O projeto que prevê devolução de recursos desviados em golpes do pix é um dos que espera análise na Comissão de Transparência, Governança, Fiscalização e Controle e Defesa do Consumidor (CTFC) da Câmara dos Deputados. Os trabalhos dos deputados foi retomado na última semana. Pela proposta, os bancos e fintechs devem tomar medidas para recuperar os valores extraviados em golpes envolvendo o meio de pagamento instantâneo.
O PL 133/2022 propõe que quando a fraude for verificada, os bancos e fintechs devem identificar as instituições envolvidas no golpe, bloquear temporariamente os valores transferidos e restituir o consumidor lesado.
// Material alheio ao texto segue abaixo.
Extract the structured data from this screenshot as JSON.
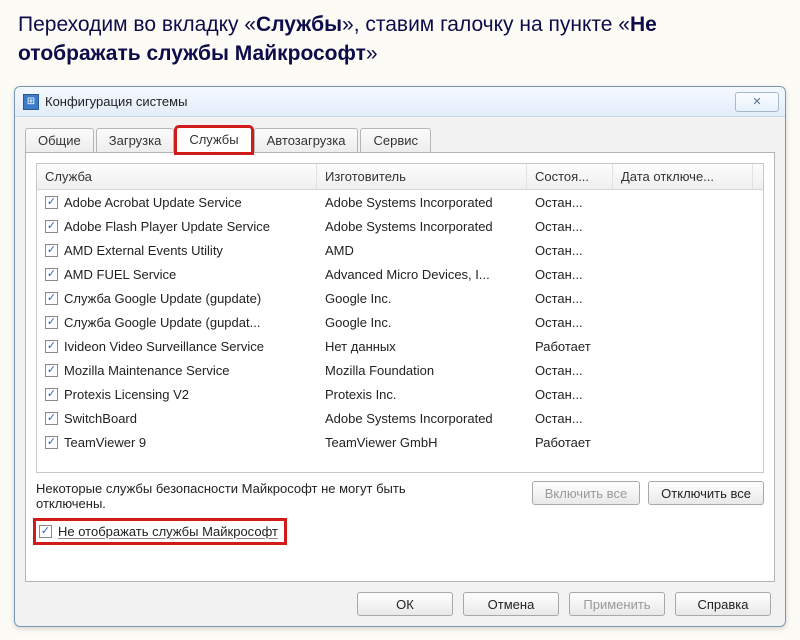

O texto altera o Código de Defesa do Consumidor, de 1990, estabelecendo obrigações para as instituições financeiras e órgãos de segurança e do Judiciário. Em dezembro, o texto recebeu parecer favorável na Comissão de Constituição, Justiça e Cidadania (CCJ).
Não há previsão ainda de quando a análise deve ocorrer.
Banco Central prepara o MED 2.0
Vale lembrar que já existe o MED – Mecanismo Especial de Devolução, o sistema para reaver dinheiro em caso de golpes e fraudes envolvendo o pix. O pedido de devolução na instituição pode ser feito em até 80 dias da data do pix. O caso é analisado em até 7 dias.
Conforme o Banco Central, se constatada a fraude, em até 96 horas o usuário receberá o dinheiro de volta (integral ou parcialmente), se houver recurso na conta do fraudador.
Desde o ano passado a Federação Brasileira de Bancos (Febraban) e o Banco Central trabalham no desenvolvimento de melhorias para aumentar as possibilidades de reaver recursos em transações feitas pela ferramenta de pagamento instantâneo.
A expectativa é que o “MED 2.0”, seja implantado em 2026 e que ele permita, por exemplo, bloquear valores independente de quantas contas forem usadas na fraude.
Atualmente, quando alguém sofre um golpe de engenharia social envolvendo o pix, ou seja, quando os criminosos usam artimanhas para convencer pessoas a passarem voluntariamente seus dados para fazer pagamentos ou transferências, o BC consegue fazer o bloqueio apenas da primeira conta para a qual o valor foi transferido.
Pedidos de ressarcimento quase dobram em 2024
Em 2024, o MED – Mecanismo Especial de Devolução foi 98% mais usado em 2024 por quem foi lesado ao fazer pagamentos ou transferências do que em 2023. Os dados BC) mostram que um total de 4.955.518 de solicitações. Contudo, só 31% foram aceitas total ou parcialmente.
Para facilitar o processo de registro dos pedidos, o Banco Central publicou uma normativa que torna obrigatório o acesso ao MED dentro dos apps de bancos. A disponibilidade do ícone, botão ou texto com hiperlink que redirecione para o ambiente onde a queixa será registrada passa a valer em 1º de agosto de 2025.
A Normativa BCB 589, que trata dos Requisitos Mínimos para a Experiência do Usuário de Pix, incluiu a obrigatoriedade de disponibilizar no ambiente que o usuário acessa para usar o pix o caminho para clicar e ser direcionado para o canal de atendimento responsável por tratar da reclamação envolvendo o pagamento ou transferência.
“Deve ser disponibilizada, no ambiente pix, junto ao atalho para o canal de atendimento do participante, mensagem informativa ao usuário para que este possa registrar reclamação no site do Banco Central caso a ocorrência não seja resolvida pelo PSP [ Provedor de Serviços de Pagamento]”, diz o texto.